The petition of Arrambide, asked of the Council of East Florida, two leagues to each point of the compass, "to the north of the river Miamies." That the land was to have been selected in the neighbourhood of some part of the river, and north of it, is sufficiently plain; but whether near the ocean, or near what other part of the river, does not appear, and for an obvious reason, the grantee reserved to himself, "the right to produce the plat of the said lands, as soon as he found himself prepared to take it out, and to commence the establishment which he was to effect." This was never done, and no particular lands could have been decreed to Arrambide; had the Council at St. Augustine possessed the power to grant. The doctrine on this subject is stated in several cases decided at the present term; and which need not be repeated. It was not possible for the Superior Court to locate any land, as no particular spot was granted; lands not previously granted, were, by the treaty, vested in the United States, as part of the public domain; the public domain cannot be granted by the Courts; this, the decree below attempted to effect: and on this ground, was there no other objection to the decree, it should be reversed; which is ordered; and that the petition be dismissed.
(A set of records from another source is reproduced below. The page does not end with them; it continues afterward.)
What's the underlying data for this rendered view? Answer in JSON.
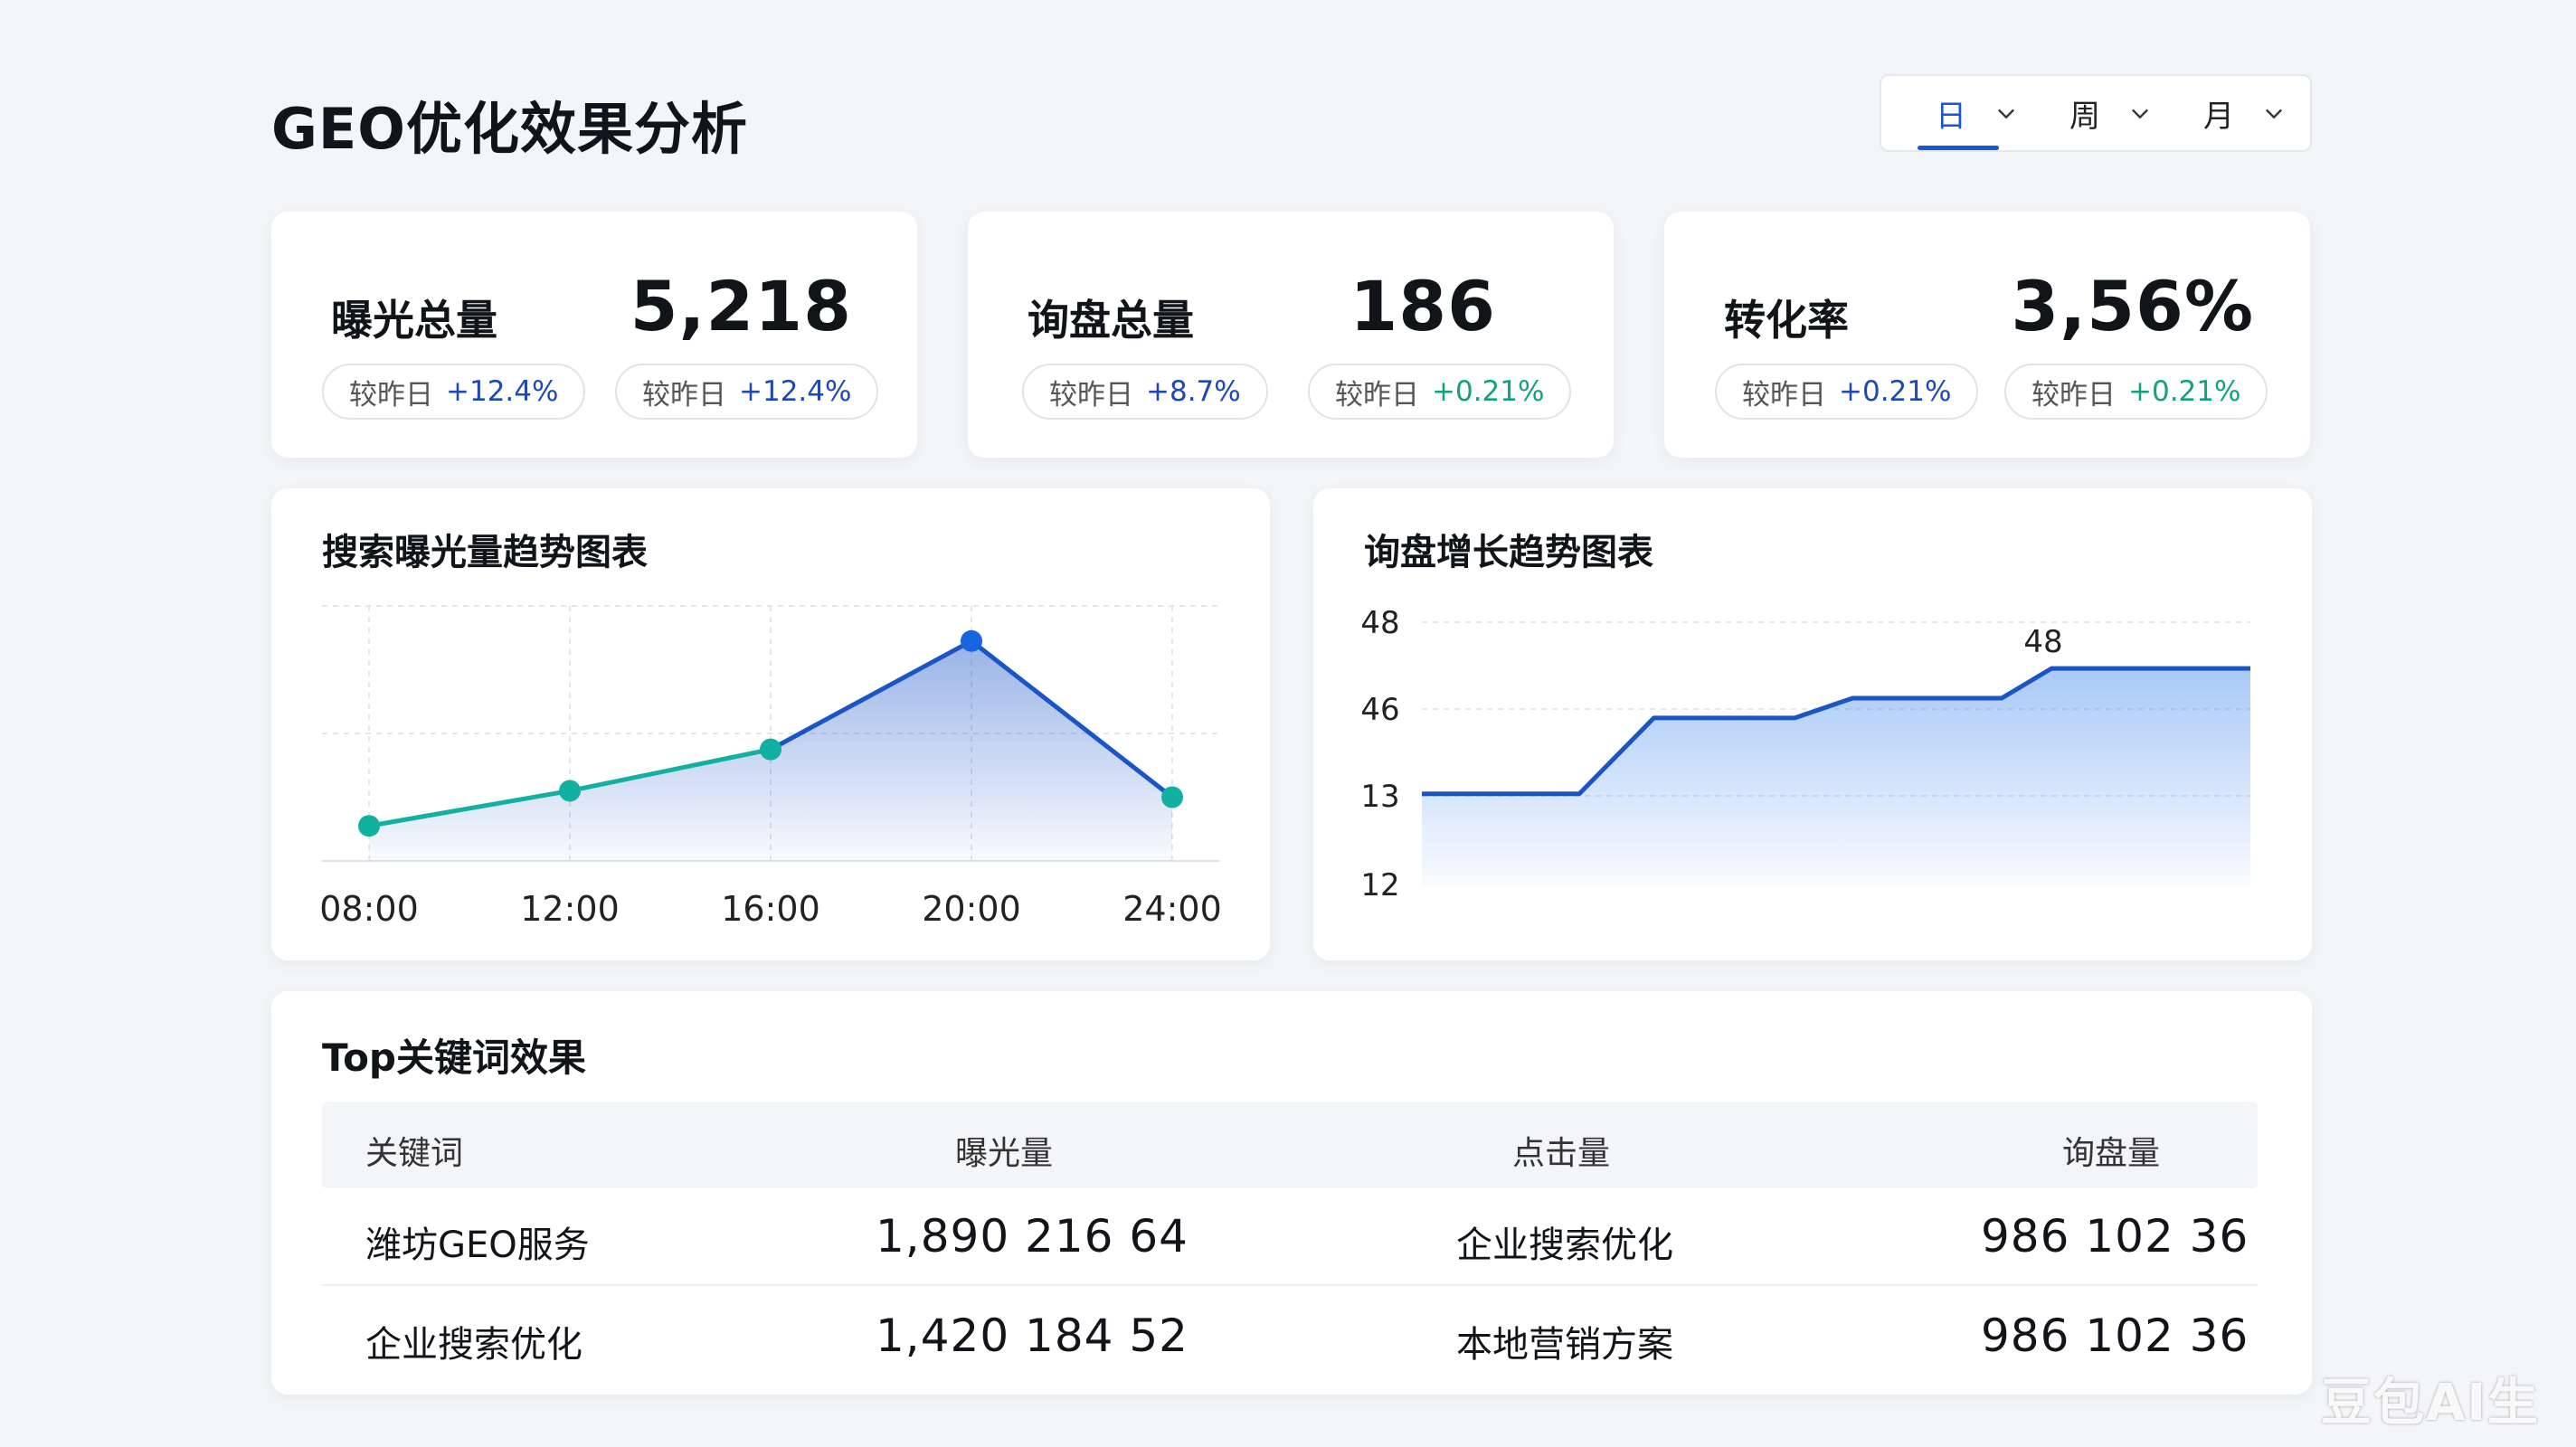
{
  "page": {
    "title": "GEO优化效果分析"
  },
  "range_switch": {
    "items": [
      "日",
      "周",
      "月"
    ],
    "active": "日"
  },
  "kpis": [
    {
      "label": "曝光总量",
      "value": "5,218",
      "pills": [
        {
          "compare": "较昨日",
          "change": "+12.4%",
          "tone": "blue"
        },
        {
          "compare": "较昨日",
          "change": "+12.4%",
          "tone": "blue"
        }
      ]
    },
    {
      "label": "询盘总量",
      "value": "186",
      "pills": [
        {
          "compare": "较昨日",
          "change": "+8.7%",
          "tone": "blue"
        },
        {
          "compare": "较昨日",
          "change": "+0.21%",
          "tone": "green"
        }
      ]
    },
    {
      "label": "转化率",
      "value": "3,56%",
      "pills": [
        {
          "compare": "较昨日",
          "change": "+0.21%",
          "tone": "blue"
        },
        {
          "compare": "较昨日",
          "change": "+0.21%",
          "tone": "green"
        }
      ]
    }
  ],
  "colors": {
    "accent": "#1756d6",
    "teal": "#12b0a0",
    "line_blue": "#1a55c8",
    "positive_blue": "#1c47b8",
    "positive_green": "#12a082"
  },
  "chart_data": [
    {
      "type": "line",
      "title": "搜索曝光量趋势图表",
      "categories": [
        "08:00",
        "12:00",
        "16:00",
        "20:00",
        "24:00"
      ],
      "values": [
        1.1,
        2.2,
        3.5,
        6.9,
        2.0
      ],
      "ylim": [
        0,
        8
      ],
      "grid": true,
      "area_fill": true
    },
    {
      "type": "area",
      "title": "询盘增长趋势图表",
      "ytick_labels": [
        "48",
        "46",
        "13",
        "12"
      ],
      "x": [
        0,
        0.19,
        0.28,
        0.45,
        0.52,
        0.7,
        0.76,
        1.0
      ],
      "values": [
        2.8,
        2.8,
        5.1,
        5.1,
        5.7,
        5.7,
        6.6,
        6.6
      ],
      "ylim": [
        0,
        8
      ],
      "grid": true,
      "annotations": [
        {
          "text": "48",
          "x": 0.75
        }
      ]
    }
  ],
  "table": {
    "title": "Top关键词效果",
    "headers": [
      "关键词",
      "曝光量",
      "点击量",
      "询盘量"
    ],
    "rows": [
      [
        "潍坊GEO服务",
        "1,890  216  64",
        "企业搜索优化",
        "986  102  36"
      ],
      [
        "企业搜索优化",
        "1,420  184  52",
        "本地营销方案",
        "986  102  36"
      ]
    ]
  },
  "watermark": "豆包AI生成"
}
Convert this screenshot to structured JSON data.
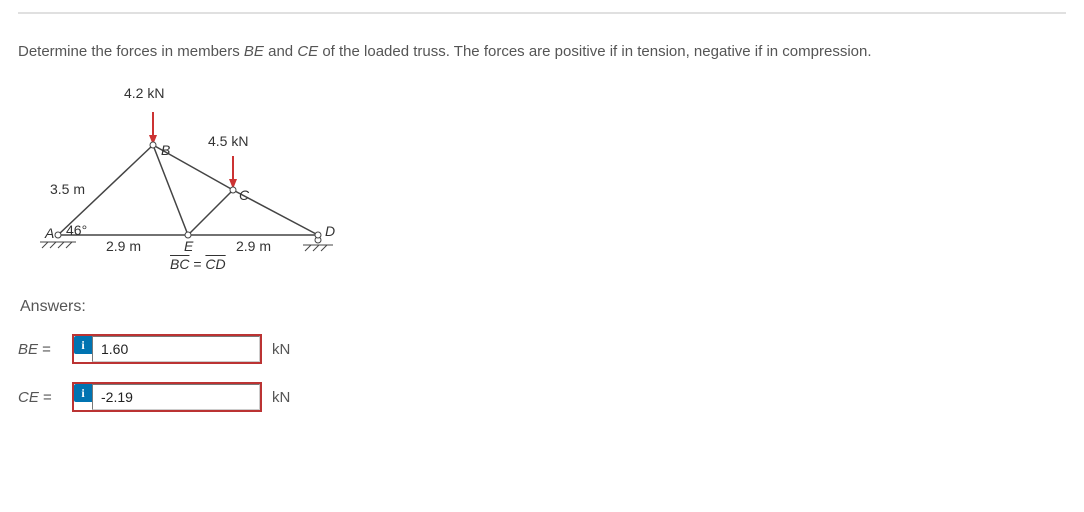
{
  "prompt": {
    "pre": "Determine the forces in members ",
    "m1": "BE",
    "mid": " and ",
    "m2": "CE",
    "post": " of the loaded truss. The forces are positive if in tension, negative if in compression."
  },
  "diagram": {
    "load_top": "4.2 kN",
    "load_right": "4.5 kN",
    "len_left": "3.5 m",
    "angle": "46°",
    "seg_left": "2.9 m",
    "seg_right": "2.9 m",
    "note": "BC = CD",
    "points": {
      "A": "A",
      "B": "B",
      "C": "C",
      "D": "D",
      "E": "E"
    }
  },
  "answers_label": "Answers:",
  "rows": {
    "be": {
      "label": "BE",
      "eq": " =",
      "value": "1.60",
      "unit": "kN"
    },
    "ce": {
      "label": "CE",
      "eq": " =",
      "value": "-2.19",
      "unit": "kN"
    }
  }
}
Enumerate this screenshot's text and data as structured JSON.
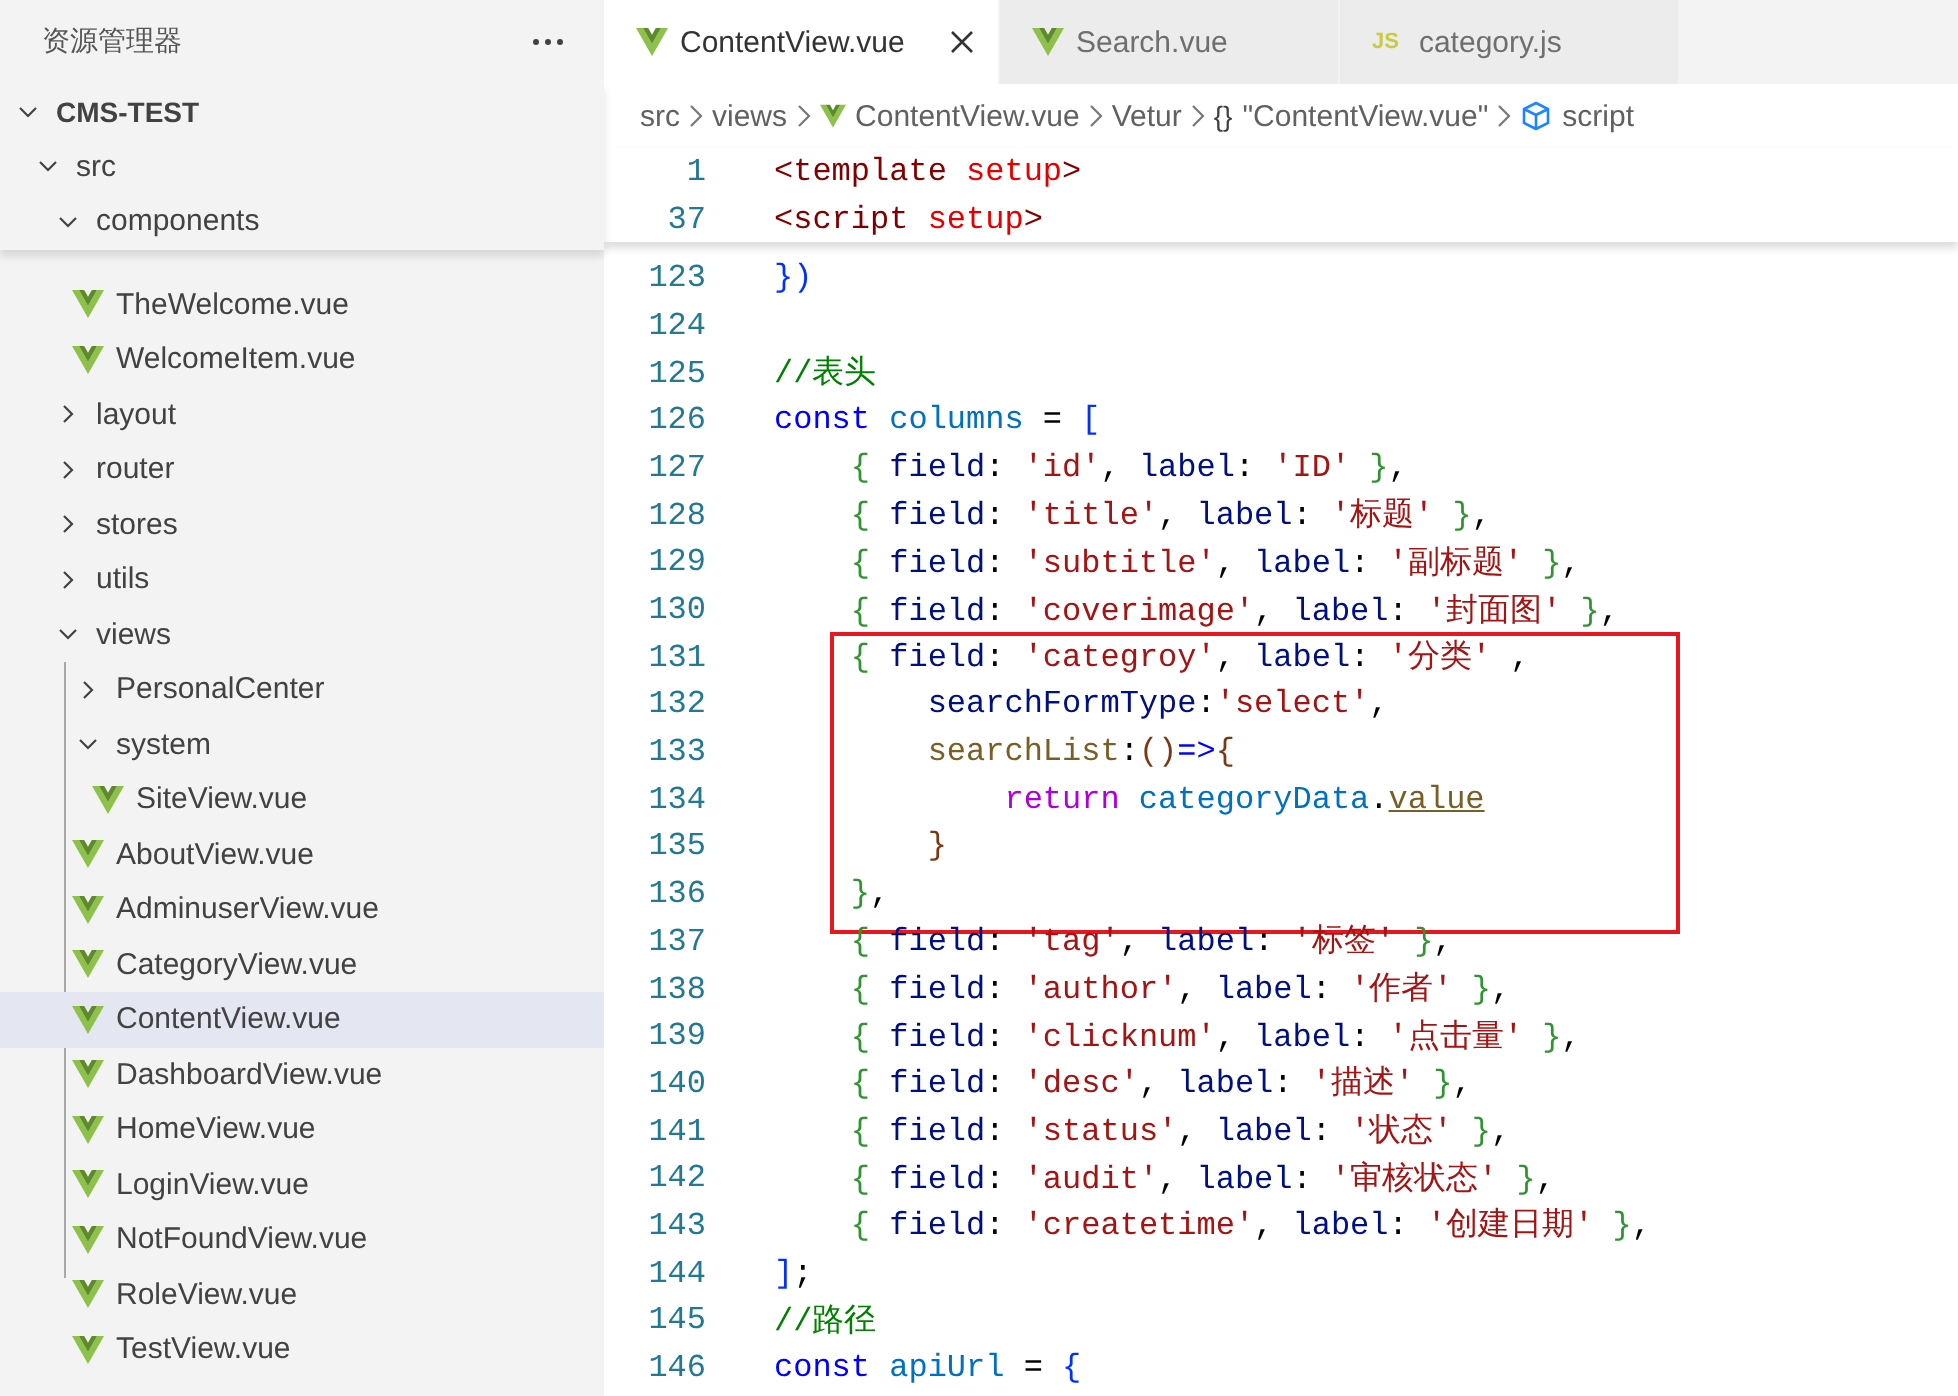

This cause came on to be heard, on the transcript of the record from the Superior Court, for the Southern Judicial District of Florida, and was argued by counsel: On consideration whereof, it is ordered and decreed by this Court, that the decree of the said Superior Court in this cause be, and the same is hereby, reversed and annulled, and that this cause be, and the same is hereby, remanded to the said Superior Court, with directions to dismiss the petition of the claimant.